Our options when the deck was only red were extremely limited. The addition of black made the deck improve a lot in some matchups.
Since we're not running any Swamps in the maindeck, we need to have one in the board to fetch it with Bloodstained Mires.
A great card that destroys Heroic decks (even if they didn't really show up in mass), and also extremely good against all kind of Abzan decks. Being able to destroy a Caryatid or a Courser early, while helping you in the race is great.
3 Ultimate Price
We were a little low on instant-speed removal. We needed something able to take care of as many creatures as possible, including Dragons. Ultimate Price was the best option for Courser of Kruphix, Thunderbreak Regent, Stormbreath Dragon, Arbor Colossus... Unfortunately, it doesn't kill Dragonlord Atarka or Siege Rhino. There's a chance we can cut one or two Ultimate Price for Murderous Cut. The Bloodstained Mire would help with the Delve and you'd be able to kill everything.
A trump card against Token Strategies. We first had it to fight Jeskai Tokens and Monored, but we found it to be relevant in the Sultai Reanimator matchup as it kills the Zombies and the Hornets from Hornet Queen, both of these cards being their real threats to us.
Talking of Hornets, we want to bring it in against Hornet Nest strategies as well, as the bugs totally destroy our plan to fly over defenses.
2 Seismic Rupture
Our deck is sometimes mislabelled as Monored Aggro with flyers.

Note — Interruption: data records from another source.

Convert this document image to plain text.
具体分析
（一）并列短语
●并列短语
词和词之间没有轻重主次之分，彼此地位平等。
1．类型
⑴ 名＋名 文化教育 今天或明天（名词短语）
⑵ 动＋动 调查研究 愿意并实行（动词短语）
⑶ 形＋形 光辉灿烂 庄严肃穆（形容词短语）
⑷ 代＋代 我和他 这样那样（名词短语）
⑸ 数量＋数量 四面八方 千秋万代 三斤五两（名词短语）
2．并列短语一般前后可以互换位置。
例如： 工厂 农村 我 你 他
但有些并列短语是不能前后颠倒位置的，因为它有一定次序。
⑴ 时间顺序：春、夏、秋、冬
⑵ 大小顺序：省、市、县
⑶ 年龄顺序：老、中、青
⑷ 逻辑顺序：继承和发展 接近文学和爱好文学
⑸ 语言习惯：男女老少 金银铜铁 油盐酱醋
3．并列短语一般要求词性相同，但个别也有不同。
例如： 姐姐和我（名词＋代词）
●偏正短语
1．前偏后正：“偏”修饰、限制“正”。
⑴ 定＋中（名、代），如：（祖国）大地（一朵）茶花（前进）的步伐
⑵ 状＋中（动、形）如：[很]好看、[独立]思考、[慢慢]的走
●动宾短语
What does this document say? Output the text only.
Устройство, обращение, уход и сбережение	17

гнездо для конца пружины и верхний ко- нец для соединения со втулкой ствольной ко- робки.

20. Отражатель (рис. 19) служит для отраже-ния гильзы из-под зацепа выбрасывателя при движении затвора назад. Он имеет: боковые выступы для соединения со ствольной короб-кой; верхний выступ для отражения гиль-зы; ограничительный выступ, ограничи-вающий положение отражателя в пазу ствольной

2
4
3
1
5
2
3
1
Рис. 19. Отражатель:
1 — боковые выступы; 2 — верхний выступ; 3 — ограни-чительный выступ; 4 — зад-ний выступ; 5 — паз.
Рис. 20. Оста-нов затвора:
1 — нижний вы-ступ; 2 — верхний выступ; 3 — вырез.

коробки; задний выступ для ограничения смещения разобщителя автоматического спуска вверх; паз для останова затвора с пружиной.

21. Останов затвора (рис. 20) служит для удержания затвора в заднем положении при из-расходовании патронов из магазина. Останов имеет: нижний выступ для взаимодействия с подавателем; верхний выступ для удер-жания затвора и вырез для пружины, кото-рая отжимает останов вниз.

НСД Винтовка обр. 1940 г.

Most aggressive decks don't expect sweepers from us. Seismic Rupture is a great card against Monored and other token decks and it doesn't really kill many of our creatures. Dragon Whisperer can fly and so can the Phoenixes and Dragons while Monastery Swiftspear gets the pump from prowess.
3 Monastery Swiftspear
We were missing cards we could board against a few decks to adjust our strategy. We don't have enough spells to trigger prowess in the maindeck for the Swiftspear to be relevant enough, but we do after board. They block just fine in the early game, to buy us time against aggressive strategies, and are extra threats against decks you'll try to play the control game. You'll need some early pressure while you take control of the game and the Swiftspears do that just fine.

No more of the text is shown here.